The development of institutions that facilitate technological innovation has also been recognized as important. In advanced developed nations, the intellectual focus has tended to be on institutions that promote invention and the commercialization of inventions. Note however that if one is trying to get better techniques in the hands of three or four billion poor people the emphasis is generally going to be on enhancing the diffusion of existing techniques, substituting them for less efficient techniques in use.
As one seeks better ways of doing things to improve productivity, social technologies should not be ignored. Economic and social progress can be made by better organization. Here too, however, there is a need for organizational innovations that suit the local circumstances, especially the culture of local peoples.
I would note that the spread of franchising has been an important stimulus to innovation in the United States. Large numbers of people have been able to start their own small enterprises through acquisition of a franchise from McDonnalds or any of a large number of franchisers. In the days of the original Appropriate Technology movement there were examples of franchising (milk kiosks in India, prefabricated housing factories in Colombia) but they were tangential to the central concerns and almost accidental. In areas such as health and education, institution building would be expected to focus on health and educational service organizations rather than on individual practitioners.
The geography of development is now different, in that the world population is primarily urban. Thus a new appropriate technology movement would have to focus more on technological innovation in urban areas than did the original Appropriate Technology movement. It should also be noted that many small-scale manufacturing industries are built around clusters of enterprises and workshops, often achieving synergies within a town or city neighborhood by working in the same industry. Thus one finds villages that specialize in pottery or weaving, metal working, brick making, or some other artisanal manufacture. One also finds urban areas with many related shops providing similar products.

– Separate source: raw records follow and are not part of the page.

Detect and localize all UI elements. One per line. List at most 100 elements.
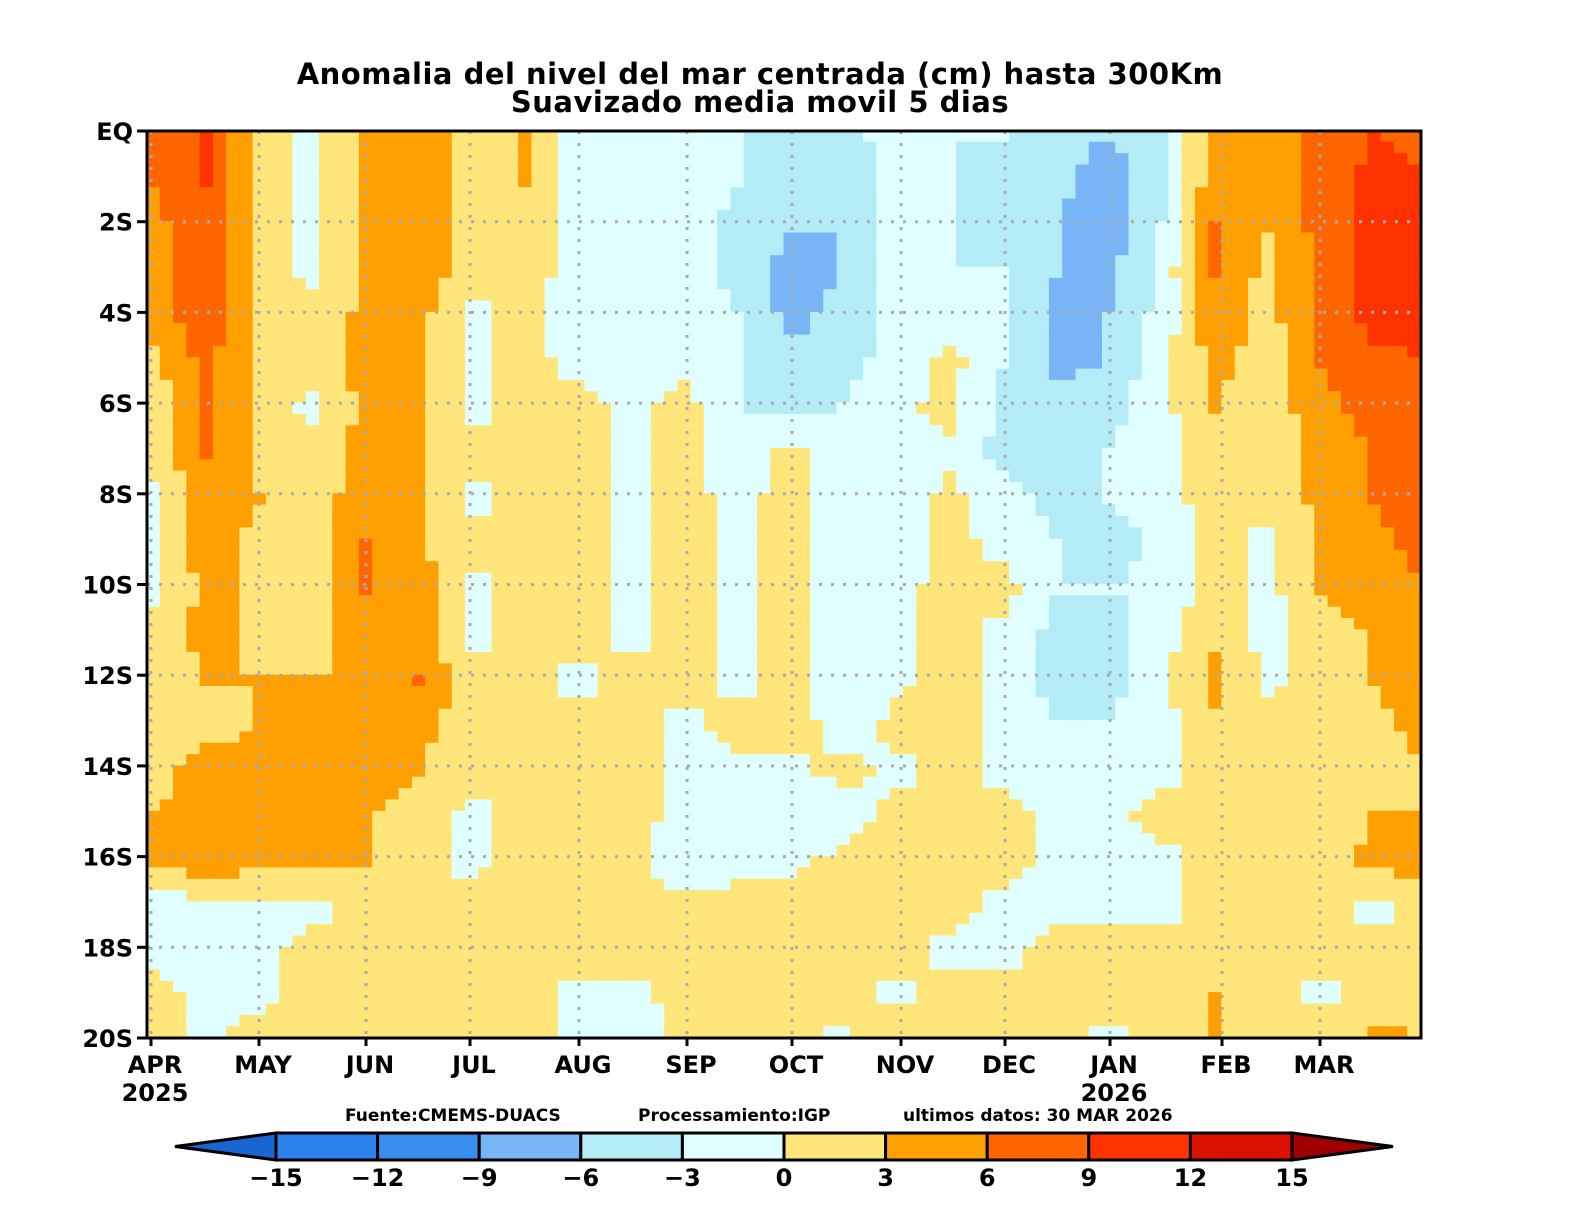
heatmap-cell (823, 561, 838, 574)
heatmap-cell (1274, 447, 1289, 461)
heatmap-cell (518, 708, 533, 721)
heatmap-cell (1340, 198, 1356, 211)
heatmap-cell (292, 527, 307, 540)
heatmap-cell (1128, 629, 1143, 642)
heatmap-cell (1407, 538, 1421, 551)
heatmap-cell (717, 527, 732, 540)
heatmap-cell (1035, 652, 1050, 665)
heatmap-cell (1261, 164, 1276, 177)
heatmap-cell (1354, 516, 1369, 529)
heatmap-cell (1274, 550, 1289, 563)
heatmap-cell (1274, 255, 1289, 268)
heatmap-cell (1075, 436, 1090, 449)
heatmap-cell (995, 391, 1011, 404)
heatmap-cell (1367, 289, 1382, 302)
heatmap-cell (690, 629, 705, 642)
heatmap-cell (531, 266, 546, 279)
heatmap-cell (770, 187, 785, 200)
heatmap-cell (1367, 243, 1382, 257)
heatmap-cell (823, 527, 838, 540)
heatmap-cell (504, 663, 520, 676)
heatmap-cell (451, 550, 466, 563)
heatmap-cell (836, 379, 851, 393)
heatmap-cell (956, 164, 971, 177)
heatmap-cell (451, 584, 466, 597)
heatmap-cell (491, 527, 506, 540)
heatmap-cell (1367, 175, 1382, 189)
heatmap-cell (1075, 504, 1090, 517)
heatmap-cell (810, 209, 825, 223)
heatmap-cell (969, 652, 984, 665)
heatmap-cell (1009, 323, 1024, 336)
heatmap-cell (916, 618, 931, 631)
heatmap-cell (438, 243, 453, 257)
heatmap-cell (969, 629, 984, 642)
heatmap-cell (279, 198, 294, 211)
heatmap-cell (664, 221, 679, 234)
heatmap-cell (372, 652, 387, 665)
heatmap-cell (995, 459, 1011, 472)
heatmap-cell (1194, 629, 1210, 642)
heatmap-cell (265, 391, 281, 404)
heatmap-cell (1367, 402, 1382, 415)
heatmap-cell (147, 629, 161, 642)
heatmap-cell (1088, 323, 1103, 336)
heatmap-cell (810, 232, 825, 245)
heatmap-cell (849, 447, 865, 461)
heatmap-cell (345, 595, 360, 608)
heatmap-cell (664, 357, 679, 370)
heatmap-cell (836, 425, 851, 438)
heatmap-cell (1208, 164, 1223, 177)
heatmap-cell (823, 277, 838, 291)
heatmap-cell (902, 652, 918, 665)
heatmap-cell (411, 391, 427, 404)
heatmap-cell (796, 334, 812, 347)
heatmap-cell (398, 584, 413, 597)
heatmap-cell (239, 572, 254, 585)
heatmap-cell (982, 209, 997, 223)
heatmap-cell (1221, 482, 1236, 495)
heatmap-cell (929, 686, 944, 699)
heatmap-cell (637, 425, 652, 438)
heatmap-cell (385, 153, 400, 166)
heatmap-cell (239, 323, 254, 336)
heatmap-cell (332, 357, 347, 370)
heatmap-cell (265, 493, 281, 506)
heatmap-cell (770, 164, 785, 177)
heatmap-cell (571, 255, 586, 268)
heatmap-cell (956, 209, 971, 223)
heatmap-cell (531, 470, 546, 483)
heatmap-cell (584, 652, 599, 665)
heatmap-cell (1181, 141, 1196, 155)
heatmap-cell (1088, 459, 1103, 472)
heatmap-cell (823, 164, 838, 177)
heatmap-cell (411, 527, 427, 540)
heatmap-cell (677, 436, 692, 449)
heatmap-cell (1181, 413, 1196, 427)
heatmap-cell (664, 504, 679, 517)
heatmap-cell (1194, 595, 1210, 608)
heatmap-cell (199, 357, 214, 370)
heatmap-cell (1327, 436, 1342, 449)
heatmap-cell (1340, 447, 1356, 461)
heatmap-cell (212, 482, 228, 495)
heatmap-cell (252, 493, 267, 506)
heatmap-cell (504, 572, 520, 585)
heatmap-cell (717, 345, 732, 359)
heatmap-cell (690, 221, 705, 234)
heatmap-cell (425, 402, 440, 415)
heatmap-cell (1048, 402, 1064, 415)
heatmap-cell (1261, 572, 1276, 585)
heatmap-cell (677, 277, 692, 291)
heatmap-cell (478, 391, 493, 404)
heatmap-cell (159, 606, 175, 619)
heatmap-cell (186, 550, 201, 563)
heatmap-cell (1287, 459, 1303, 472)
heatmap-cell (1102, 550, 1117, 563)
heatmap-cell (1048, 311, 1064, 325)
heatmap-cell (186, 357, 201, 370)
heatmap-cell (863, 572, 878, 585)
heatmap-cell (1155, 243, 1170, 257)
heatmap-cell (584, 391, 599, 404)
heatmap-cell (1128, 300, 1143, 313)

I recommend a new appropriate technology movement that seeks to develop institutions and policies that lead to rapid innovation in the technologies used by the poor in poor nations. The emphasis would be on policies that encouraged rapid introduction of capital saving technologies enabling increased employment of the poor and sustainable use of natural resources. It would emphasize the dissemination of technologies rather than invention, and would build upon lessons learned in the original Appropriate Technology movement as well as those learned in microfinance and other development programs. However, like the original Appropriate Technology movement, it would also emphasize engineering technological improvements, emphasizing energy efficiency, affordability, labor productivity, sustainainability (both of the innovations per se and of natural resources and the environment), and tailored to local needs and cultures.
The new appropriate technology movement would differ from the science, technology and innovation programs in that it would target the technologies actually used by the poor in their work and in their lives, rather than attempting to build new science-based industries.
Often, development focuses on helping the rich in poor countries get richer. Often it focuses on external humanitarian assistance to deal quickly with hunger and disease without building the needed local capacities. The original Appropriate Technology movement focused on helping poor people to help themselves. It is time to renovate and renew that movement, building in the added knowledge we have obtained in the past decades.